Creating a Better Future, In Profile: Pefi Kingi from Niue

I was born and raised in Niue, an island country in the South Pacific Ocean 1,500 miles northeast of New Zealand, educated and raised in Aotearoa, New Zealand and some of the United States, and currently reside in New Zealand. I am one of two Pacific Islanders here [at the World Conference of Indigneous Women, in Lima, Peru]. In the history of the Pacific peoples [and] the UN, we have been a disparate race. We comprise many islands, many hundreds of dialects, and we still haven’t gathered ourselves together. We are not working as one, nor are we even
paddling our many different canoes in a similar direction.

A lot of dialogue is required amongst our people to create a stronger voice and be a more united force. The beauty of Pacific men and women is that we are all beautiful. That is to say, we all have our particular gifts that our Kupuna have identified for us and nurtured in us. You would be a little foolish if you came to this forum not bringing that richness with you.

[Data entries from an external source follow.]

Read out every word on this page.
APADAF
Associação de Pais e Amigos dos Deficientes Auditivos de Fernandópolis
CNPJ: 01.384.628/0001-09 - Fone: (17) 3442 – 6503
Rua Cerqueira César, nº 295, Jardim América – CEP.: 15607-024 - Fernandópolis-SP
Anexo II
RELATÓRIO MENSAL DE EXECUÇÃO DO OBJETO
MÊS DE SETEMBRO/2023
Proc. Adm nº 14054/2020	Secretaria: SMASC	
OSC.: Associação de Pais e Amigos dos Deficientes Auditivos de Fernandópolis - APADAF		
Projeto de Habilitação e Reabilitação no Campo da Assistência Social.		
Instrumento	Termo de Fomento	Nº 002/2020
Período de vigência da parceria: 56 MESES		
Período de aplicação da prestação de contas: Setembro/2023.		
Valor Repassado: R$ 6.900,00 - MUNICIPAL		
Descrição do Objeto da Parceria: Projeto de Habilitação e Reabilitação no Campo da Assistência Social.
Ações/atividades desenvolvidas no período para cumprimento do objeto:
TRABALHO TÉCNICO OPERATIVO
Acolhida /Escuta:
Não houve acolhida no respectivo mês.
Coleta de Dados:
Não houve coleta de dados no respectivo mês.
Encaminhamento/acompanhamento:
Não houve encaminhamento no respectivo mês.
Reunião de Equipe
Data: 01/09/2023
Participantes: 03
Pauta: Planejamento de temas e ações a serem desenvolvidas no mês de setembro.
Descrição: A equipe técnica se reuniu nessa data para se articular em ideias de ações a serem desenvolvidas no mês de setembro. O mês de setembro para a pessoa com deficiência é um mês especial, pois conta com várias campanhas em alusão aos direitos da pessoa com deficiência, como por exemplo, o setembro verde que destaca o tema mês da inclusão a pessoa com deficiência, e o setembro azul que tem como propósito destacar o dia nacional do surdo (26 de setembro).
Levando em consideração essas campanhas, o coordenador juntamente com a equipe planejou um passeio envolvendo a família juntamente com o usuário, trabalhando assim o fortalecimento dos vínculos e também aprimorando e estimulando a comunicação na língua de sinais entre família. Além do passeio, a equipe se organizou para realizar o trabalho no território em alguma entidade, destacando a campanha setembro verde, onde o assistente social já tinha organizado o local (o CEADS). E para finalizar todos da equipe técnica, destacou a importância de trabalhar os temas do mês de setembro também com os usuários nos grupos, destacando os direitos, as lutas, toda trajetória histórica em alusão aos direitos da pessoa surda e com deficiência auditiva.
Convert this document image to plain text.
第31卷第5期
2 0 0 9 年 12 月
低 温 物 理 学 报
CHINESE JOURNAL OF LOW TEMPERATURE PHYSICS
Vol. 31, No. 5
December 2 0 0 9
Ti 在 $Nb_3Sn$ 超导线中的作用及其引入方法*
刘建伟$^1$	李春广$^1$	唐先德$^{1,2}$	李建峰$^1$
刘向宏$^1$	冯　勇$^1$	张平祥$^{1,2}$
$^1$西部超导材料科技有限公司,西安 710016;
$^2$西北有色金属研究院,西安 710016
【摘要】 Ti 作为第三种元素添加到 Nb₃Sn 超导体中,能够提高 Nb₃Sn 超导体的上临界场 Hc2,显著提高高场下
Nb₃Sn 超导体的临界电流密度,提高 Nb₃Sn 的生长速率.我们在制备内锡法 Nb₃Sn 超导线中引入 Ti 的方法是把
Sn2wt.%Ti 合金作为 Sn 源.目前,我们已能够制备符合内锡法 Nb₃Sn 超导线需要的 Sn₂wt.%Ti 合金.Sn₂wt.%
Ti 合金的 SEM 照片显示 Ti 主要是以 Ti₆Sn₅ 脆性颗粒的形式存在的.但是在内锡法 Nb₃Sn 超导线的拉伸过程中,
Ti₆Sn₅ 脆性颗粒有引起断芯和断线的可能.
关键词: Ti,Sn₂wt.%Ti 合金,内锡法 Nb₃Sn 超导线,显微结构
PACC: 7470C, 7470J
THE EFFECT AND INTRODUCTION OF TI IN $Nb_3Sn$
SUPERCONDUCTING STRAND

So women know their place, men know their place, and hopefully we can [find] the complementary roles where the two spaces converge, because our common denominator has to be our children now.

Our children are diasporic. They are no longer full blooded this island, full blooded that island. We are talking about a new generation, a new race. That has to be our main point of concern. When I look behind me, we haven’t done a very good job of building the capacity and the capability of our children. We have created a little privileged group: that’s how we are so proud to have acquired particular gains through our  children. But our youth are as disparate as we are right now. 

It’s such a double-edged sword isn’t it? On the one hand, we want them to have some white man education, and on the other hand we want them to have total Kupuna education. And we want them to stand tall and never drop the culture that they are given, either male or female. As the villagers you and I, we must be more supportive than we have been to one another so that we can actually nurture the youth as we should. That is as simple as I can break it down. We haven’t started thinking of ourselves as one village, and that may be problematic. We haven’t even started thinking of ourselves as many villages in one ocean. We have actually acquired many of the values from other cultures. What does it mean? It means that we are just going to have to work that much harder.

The mother has an extremely special place. Not only is she the doorway for our future generation, but she is in any home in matriarchal Pacific societies. For many Pacific societies, our women are treated as equals. Where we differ from white mainstream feminism is that we prefer to work with our families, our Ohana. These are the sacred posts of society for Pacific. We could teach [the mainstream] a few things, but perhaps we’ll just hold that sacred. We have grown tired of being exploited, so we are not going to share too many things, not yet. Not until we get our strategic game plan together. And our game plan is always about working hand in hand with our men, because we are the complementary halves to one another.